Publisher: Greenwillow books
Release Date: September 9th, 2014
On the day Liz Emerson tries to die, they had reviewed Newton’s laws of motion in physics class. Then, after school, she put them into practice by running her Mercedes off the road.My Thoughts:
Why? Why did Liz Emerson decide that the world would be better off without her? Why did she give up? Vividly told by an unexpected and surprising narrator, this heartbreaking and nonlinear novel pieces together the short and devastating life of Meridian High’s most popular junior girl. Mass, acceleration, momentum, force—Liz didn’t understand it in physics, and even as her Mercedes hurtles toward the tree, she doesn’t understand it now. How do we impact one another? How do our actions reverberate? What does it mean to be a friend? To love someone? To be a daughter? Or a mother? Is life truly more than cause and effect? Amy Zhang’s haunting and universal story will appeal to fans of Lauren Oliver, Gayle Forman, and Jay Asher.
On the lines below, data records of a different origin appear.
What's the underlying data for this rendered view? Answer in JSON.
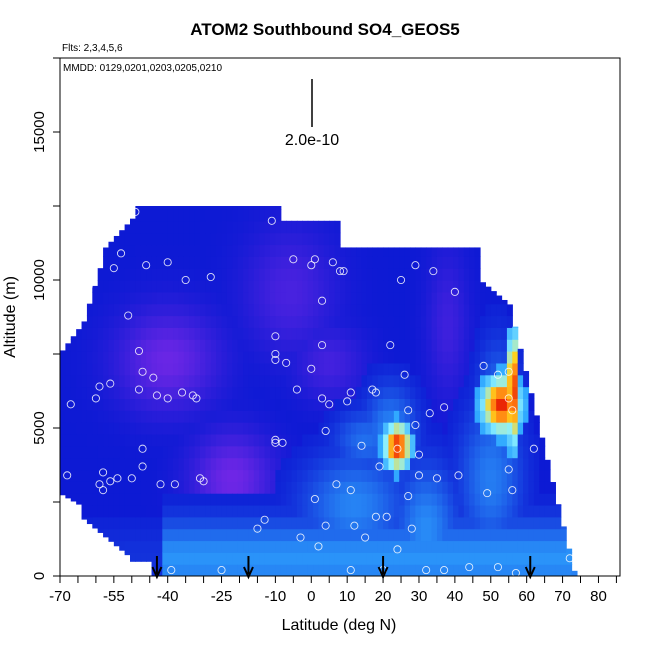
{
  "chart_data": {
    "type": "heatmap",
    "title": "ATOM2 Southbound SO4_GEOS5",
    "flights_note": "Flts: 2,3,4,5,6",
    "dates_note": "MMDD: 0129,0201,0203,0205,0210",
    "xlabel": "Latitude (deg N)",
    "ylabel": "Altitude (m)",
    "xlim": [
      -70,
      86
    ],
    "ylim": [
      0,
      17500
    ],
    "x_tick_labels": [
      "-70",
      "-55",
      "-40",
      "-25",
      "-10",
      "0",
      "10",
      "20",
      "30",
      "40",
      "50",
      "60",
      "70",
      "80"
    ],
    "y_ticks": [
      0,
      5000,
      10000,
      15000
    ],
    "scale_bar_label": "2.0e-10",
    "colors": {
      "low": "#0d1ad4",
      "purple": "#7a28e8",
      "light_blue": "#2fa8ff",
      "cyan": "#8af0ff",
      "yellow": "#ffd21e",
      "orange": "#ff7a10",
      "red": "#e00000"
    },
    "arrow_latitudes": [
      -43,
      -17.5,
      20,
      61
    ],
    "high_concentration_features": [
      {
        "lat_range": [
          21,
          27
        ],
        "alt_range": [
          3800,
          5100
        ],
        "level": "high"
      },
      {
        "lat_range": [
          46,
          58
        ],
        "alt_range": [
          5000,
          6900
        ],
        "level": "high"
      },
      {
        "lat_range": [
          54,
          58
        ],
        "alt_range": [
          5000,
          8200
        ],
        "level": "very high"
      }
    ],
    "sample_points": [
      [
        -68,
        3400
      ],
      [
        -67,
        5800
      ],
      [
        -62,
        9800
      ],
      [
        -60,
        6000
      ],
      [
        -59,
        6400
      ],
      [
        -59,
        3100
      ],
      [
        -58,
        2900
      ],
      [
        -58,
        3500
      ],
      [
        -57,
        12000
      ],
      [
        -57,
        11600
      ],
      [
        -56,
        6500
      ],
      [
        -56,
        3200
      ],
      [
        -55,
        10400
      ],
      [
        -54,
        3300
      ],
      [
        -53,
        10900
      ],
      [
        -51,
        8800
      ],
      [
        -50,
        3300
      ],
      [
        -49,
        12300
      ],
      [
        -48,
        7600
      ],
      [
        -48,
        6300
      ],
      [
        -47,
        6900
      ],
      [
        -47,
        4300
      ],
      [
        -47,
        3700
      ],
      [
        -46,
        10500
      ],
      [
        -44,
        6700
      ],
      [
        -43,
        6100
      ],
      [
        -42,
        3100
      ],
      [
        -40,
        10600
      ],
      [
        -40,
        6000
      ],
      [
        -39,
        200
      ],
      [
        -38,
        3100
      ],
      [
        -36,
        6200
      ],
      [
        -35,
        10000
      ],
      [
        -33,
        6100
      ],
      [
        -32,
        6000
      ],
      [
        -31,
        3300
      ],
      [
        -30,
        3200
      ],
      [
        -28,
        10100
      ],
      [
        -25,
        200
      ],
      [
        -15,
        1600
      ],
      [
        -13,
        1900
      ],
      [
        -11,
        12000
      ],
      [
        -10,
        8100
      ],
      [
        -10,
        7500
      ],
      [
        -10,
        7300
      ],
      [
        -10,
        4600
      ],
      [
        -10,
        4500
      ],
      [
        -8,
        4500
      ],
      [
        -7,
        7200
      ],
      [
        -5,
        10700
      ],
      [
        -4,
        6300
      ],
      [
        -3,
        1300
      ],
      [
        0,
        10500
      ],
      [
        0,
        7000
      ],
      [
        1,
        10700
      ],
      [
        1,
        2600
      ],
      [
        2,
        1000
      ],
      [
        3,
        9300
      ],
      [
        3,
        7800
      ],
      [
        3,
        6000
      ],
      [
        4,
        4900
      ],
      [
        4,
        1700
      ],
      [
        5,
        5800
      ],
      [
        6,
        10600
      ],
      [
        7,
        3100
      ],
      [
        8,
        10300
      ],
      [
        9,
        10300
      ],
      [
        10,
        5900
      ],
      [
        11,
        200
      ],
      [
        11,
        6200
      ],
      [
        11,
        2900
      ],
      [
        12,
        1700
      ],
      [
        14,
        4400
      ],
      [
        15,
        1300
      ],
      [
        17,
        6300
      ],
      [
        18,
        6200
      ],
      [
        18,
        2000
      ],
      [
        19,
        3700
      ],
      [
        20,
        200
      ],
      [
        21,
        2000
      ],
      [
        22,
        7800
      ],
      [
        24,
        900
      ],
      [
        24,
        4300
      ],
      [
        25,
        10000
      ],
      [
        26,
        6800
      ],
      [
        27,
        5600
      ],
      [
        27,
        2700
      ],
      [
        28,
        1600
      ],
      [
        29,
        10500
      ],
      [
        29,
        5100
      ],
      [
        30,
        3400
      ],
      [
        30,
        4100
      ],
      [
        32,
        200
      ],
      [
        33,
        5500
      ],
      [
        34,
        10300
      ],
      [
        35,
        3300
      ],
      [
        37,
        200
      ],
      [
        37,
        5700
      ],
      [
        40,
        9600
      ],
      [
        41,
        3400
      ],
      [
        44,
        300
      ],
      [
        48,
        7100
      ],
      [
        49,
        2800
      ],
      [
        52,
        300
      ],
      [
        52,
        6800
      ],
      [
        53,
        10200
      ],
      [
        55,
        6900
      ],
      [
        55,
        6000
      ],
      [
        55,
        3600
      ],
      [
        56,
        5600
      ],
      [
        56,
        2900
      ],
      [
        57,
        100
      ],
      [
        62,
        4300
      ],
      [
        72,
        600
      ]
    ]
  }
}
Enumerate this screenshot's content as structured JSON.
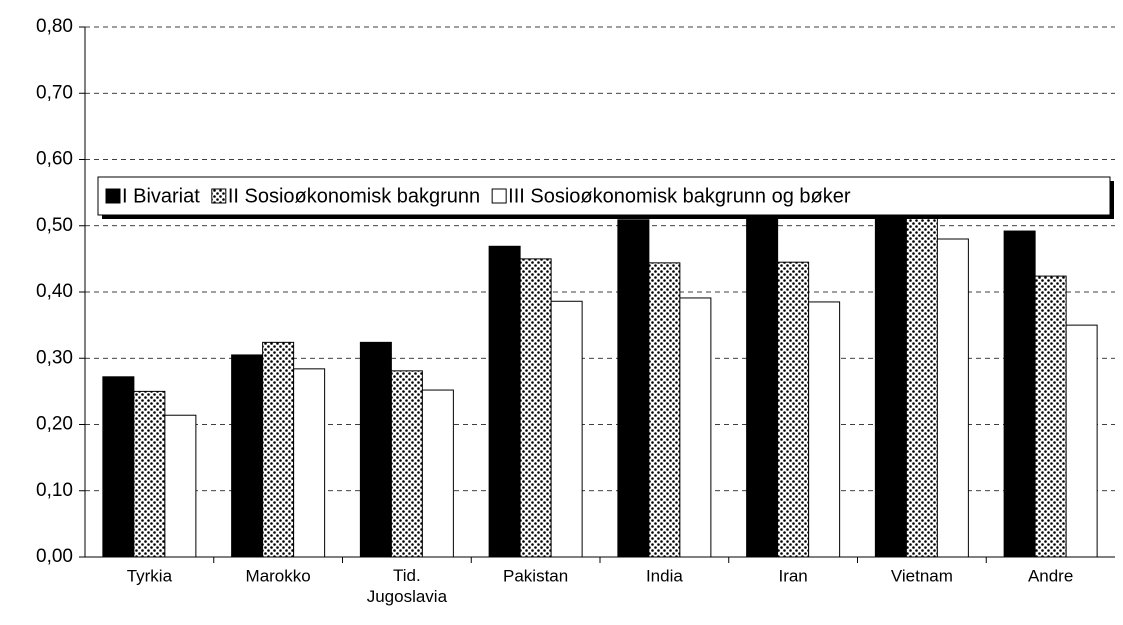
{
  "chart_data": {
    "type": "bar",
    "categories": [
      "Tyrkia",
      "Marokko",
      "Tid. Jugoslavia",
      "Pakistan",
      "India",
      "Iran",
      "Vietnam",
      "Andre"
    ],
    "series": [
      {
        "name": "I Bivariat",
        "color": "#000000",
        "values": [
          0.272,
          0.305,
          0.324,
          0.469,
          0.509,
          0.511,
          0.559,
          0.492
        ]
      },
      {
        "name": "II Sosioøkonomisk bakgrunn",
        "color": "#000000",
        "pattern": "dots",
        "values": [
          0.25,
          0.324,
          0.281,
          0.45,
          0.444,
          0.445,
          0.53,
          0.424
        ]
      },
      {
        "name": "III Sosioøkonomisk bakgrunn og bøker",
        "color": "#ffffff",
        "values": [
          0.214,
          0.284,
          0.252,
          0.386,
          0.391,
          0.385,
          0.48,
          0.35
        ]
      }
    ],
    "ylim": [
      0,
      0.8
    ],
    "yticks": [
      {
        "value": 0,
        "label": "0,00"
      },
      {
        "value": 0.1,
        "label": "0,10"
      },
      {
        "value": 0.2,
        "label": "0,20"
      },
      {
        "value": 0.3,
        "label": "0,30"
      },
      {
        "value": 0.4,
        "label": "0,40"
      },
      {
        "value": 0.5,
        "label": "0,50"
      },
      {
        "value": 0.6,
        "label": "0,60"
      },
      {
        "value": 0.7,
        "label": "0,70"
      },
      {
        "value": 0.8,
        "label": "0,80"
      }
    ],
    "grid": true,
    "legend": "top"
  }
}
I wasn't quite sure what to think when I picked Falling into Place up. I was looking for a quick read for my road trip and this one fit and even though I am not really into contemporary at the moment I still grabbed it thinking if it didn't work at least it was somewhat short. Having taken a turn down the creepy genre lane I knew it would take a strong book to pull me in and I am very excited to say that this one did it.
I am finding out that the normal contemporary formula just isn't working for me at the moment. I need more than a broken character and cutie across the street to pique my interest. Falling into Place takes us down a road I haven't read before and I couldn't put it down. And for the first time even though I honestly couldn't stand the characters at all I still loved this to pieces. The writing and the underlining message in my opinion were so strong that the characters didn't need to be likable. If you know me then you know I never say this. I always have to like or at least feel connected in some way to the main character, but honestly I hated Liz. Yes I know I was probably supposed to feel sympathy for her, but I just couldn't. I'll get into all that in a minute, but my goodness Amy Zhang can write. Her story came alive and I just couldn't put it down. I wanted to know how everyone was connected, I wanted to learn what went through Liz' mind 5 seconds before the crash, I just wanted to know more. Zhangs writing is beautiful and I loved the addition of the imaginary friend. I will admit openly I had one as a kid and it really brought me back to that time when I needed one for various reasons. Such a powerful thing and emotion to see Liz battle her demons and know that her friend was right there the entire time.
Okay so Liz why did I hate her? Well she was "that" mean girl in high school. We all had one and in this book she was the meanest I have ever seen. The things she did I just can't forgive. She didn't have to do those things, she wasn't pressured when she got to high school. 99% of the situations she caused all by herself and she ruined so many lives. Yes I understand what her own demons were and I can sympathize with her on those, but I can't let it go that she hurt so many people. I appreciated that the author made Liz open her eyes to what she had done, but I feel like Liz took the easy way out. I am by no means saying that Liz' decision was easy or that I know what it feels like to want to give up so bad and think the world would be better off without me, but I am saying that Liz was strong and she should have fought for her life. She deserved better and I think the people that she hurt deserved better. Liz' story was sad and my heart did break for her so please don't think I am cold hearted. I just would have felt more connected to her if her problems hadn't been self inflicted. She looked at her life and everyone she hurt she did it on purpose. Just not cool.
So all that being said I still really enjoyed this book. Liz wasn't my favorite character, but I did find myself hoping that she would pull through. Again this takes a strong writer. If I don't care for a character I don't care whether they live or die, but I did want Liz to live. She needed to live and get the help she deserved. I don't think her answer was the right one and I wanted more for her.
I absolutely adore Amy Zhang and I am definitely going to keep my eye out for her future books. This contemporary book showed me that not all contemporary books have the cutie and broken character I just have to dig through a few to find the gritter ones. Wonderful powerful book that really will open your eyes to how high school really is and the stresses that young people go through everyday.
Oh and I didn't forget Liam. He was the cutie, but not really the cutie and you just couldn't help but love him. So I guess this story did have a cutie and a broken girl, but the story didn't focus on the two of them. This story was so much more than that and I appreciated that the author chose to make it more.